« Le les administrations ne sont pas encore prêtes pour la diversité religieusedans notre pays », déclare Mohamed Chaib, chef de la communauté islamique Amis de la Paix, en Trinitat Vieille. Il fait référence à la file incessante de personnes qui, pendant deux heures, défilent devant la mosquée pour accéder au fleuve.livraison de nourriture effectués par l'entité pendant les jours de Ramadan. « La majorité sont des gens qui vivent dans la rue ou sans ressources et services sociaux, qui ne s'adaptent pas et ne pensent pas au Ramadan », poursuit Chaib, également éducateur social.
« Nous avons réalisé que le les gens qui dépendent de l'administration –ceux qui vivent dans des refuges ou ceux qui dorment dans la rue ou dans des colonies et fréquentent les soupes populaires– ils ne peuvent pas faire le Ramadan« , dit Chaib. Ni les horaires ni le type de nourriture ne sont adaptés aux usagers qui suivent le jeûne. » S'ils ne pouvaient pas venir ici, ils mangeraient mal, n'importe quoi, et c'est un risque pour la santé : si vous mangez peu et jeûnez pendant 30 jours, au moment des repas, il faut bien le faire », insiste-t-il.
Mosquées et livraisons de nourriture
Il n'est pas surprenant que pendant les jours du Ramadan, tous les mosquées qui organisent des livraisons de nourriture sont complet Un autre exemple est la distribution solidaire réalisée par l'Associació de Dones Marroquines, à Ciutat Vella, où se rassemblent également des centaines de sans-abri. Ou encore celui organisé par la mosquée du Clot. « À l'heure actuelle, nous sommes la communauté qui soutient cela, mais les administrations doivent garantir le Liberté de religion et donc s'adapter aux rites et aux traditions que les gens veulent suivre », insiste Chaib. En outre, il souligne que de plus en plus de musulmans nés en Espagne ont pleinement le droit de célébrer cette tradition religieuse.

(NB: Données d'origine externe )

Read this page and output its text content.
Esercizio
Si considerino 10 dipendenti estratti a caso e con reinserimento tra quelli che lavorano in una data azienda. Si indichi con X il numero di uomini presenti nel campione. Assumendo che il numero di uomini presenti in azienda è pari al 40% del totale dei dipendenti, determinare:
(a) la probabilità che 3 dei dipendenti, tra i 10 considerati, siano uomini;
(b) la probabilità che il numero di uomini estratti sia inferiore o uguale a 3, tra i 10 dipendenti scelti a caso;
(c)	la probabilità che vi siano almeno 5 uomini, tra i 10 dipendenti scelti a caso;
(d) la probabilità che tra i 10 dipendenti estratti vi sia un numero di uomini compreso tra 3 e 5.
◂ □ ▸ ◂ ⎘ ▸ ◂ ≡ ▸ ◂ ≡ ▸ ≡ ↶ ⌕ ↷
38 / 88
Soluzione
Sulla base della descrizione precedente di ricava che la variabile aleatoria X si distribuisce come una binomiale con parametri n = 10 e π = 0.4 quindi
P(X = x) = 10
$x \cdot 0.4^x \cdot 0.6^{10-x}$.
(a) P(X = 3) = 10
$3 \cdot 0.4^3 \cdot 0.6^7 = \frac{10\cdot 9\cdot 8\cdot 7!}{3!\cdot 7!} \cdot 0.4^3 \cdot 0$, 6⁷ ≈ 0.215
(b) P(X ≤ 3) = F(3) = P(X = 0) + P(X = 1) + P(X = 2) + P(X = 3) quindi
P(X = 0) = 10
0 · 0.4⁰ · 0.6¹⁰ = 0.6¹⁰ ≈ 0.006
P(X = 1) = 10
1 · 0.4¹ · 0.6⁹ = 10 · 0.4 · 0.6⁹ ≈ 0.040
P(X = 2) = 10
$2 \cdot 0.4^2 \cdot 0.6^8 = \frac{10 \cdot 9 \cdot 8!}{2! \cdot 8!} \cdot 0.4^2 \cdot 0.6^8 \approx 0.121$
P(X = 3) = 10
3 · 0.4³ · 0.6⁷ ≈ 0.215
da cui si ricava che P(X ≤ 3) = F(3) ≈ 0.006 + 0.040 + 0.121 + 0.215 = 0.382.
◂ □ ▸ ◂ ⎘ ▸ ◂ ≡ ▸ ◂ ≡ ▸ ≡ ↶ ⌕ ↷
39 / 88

L'adaptation au Ramadan par les services sociaux n'est qu'un des problèmes que l'administration doit corriger pour s'adapter à la réalité de la situation. Musulmans en Catalogne, souligne Chaïb. Selon les dernières données, Ils représentent 8% de la population et dépassent déjà le demi-million de Catalans.
Cimetières
Un autre problème majeur que la pandémie a révélé et qui n’a pas encore été résolu est le manque de cimetières où enterrer selon la tradition de l’Islam. Ceux qui veulent être enterrés selon la foi musulmane doivent le faire sous terre et en direction de La Mecque. Il s'agit d'un concours municipal. Plusieurs mairies catalanes ont déjà commencé à prendre des mesures dans ce sens, mais d'autres refusent de le faire, comme c'est le cas de Ripoll. C'est une question qui inquiète la communauté islamique, car de plus en plus de migrants souhaitent être enterrés en Catalogne au lieu d'être rapatriés dans leur pays, comme c'était l'habitude.
Autre question en suspens : la réglementation du sacrifice de l'agneau, l'autre grande fête musulmane comparable au Ramadan. La tradition musulmane dit que les chefs de famille doivent tuer un agneau selon le rituel halal, puis le consommer en communauté. Aujourd’hui, selon la législation sanitaire, il est impossible de pratiquer et quiconque le pratique s’expose à des amendes et des sanctions.
J'essaie d'être d'accord
En effet, en 2019, le ministère de l'Agriculture a tenté de conclure un accord sur cette question avec le soutien des éleveurs de Catalogne. En ce sens, les musulmans ont reçu des outils pour mener à bien leur tradition et, en même temps, la vente et la consommation de produits locaux ont été garanties, donnant de l'air au secteur. Cet accord a finalement fini dans un tiroir.
Ce sont quelques-unes des questions que la communauté musulmane souhaite aborder afin que la législation soit conforme à ses droits religieux. Ils le font avec une force croissante, sachant que de nombreux jeunes musulmans nés ici ont le sentiment que l'administration les traite comme des citoyens de seconde zone en raison de leurs convictions. C'est pourquoi ils ont commencé à s'organiser. « Nous voulons que nos voix soient entendues et que nos droits soient respectés », ont-ils récemment expliqué dans une interview accordée à ce journal.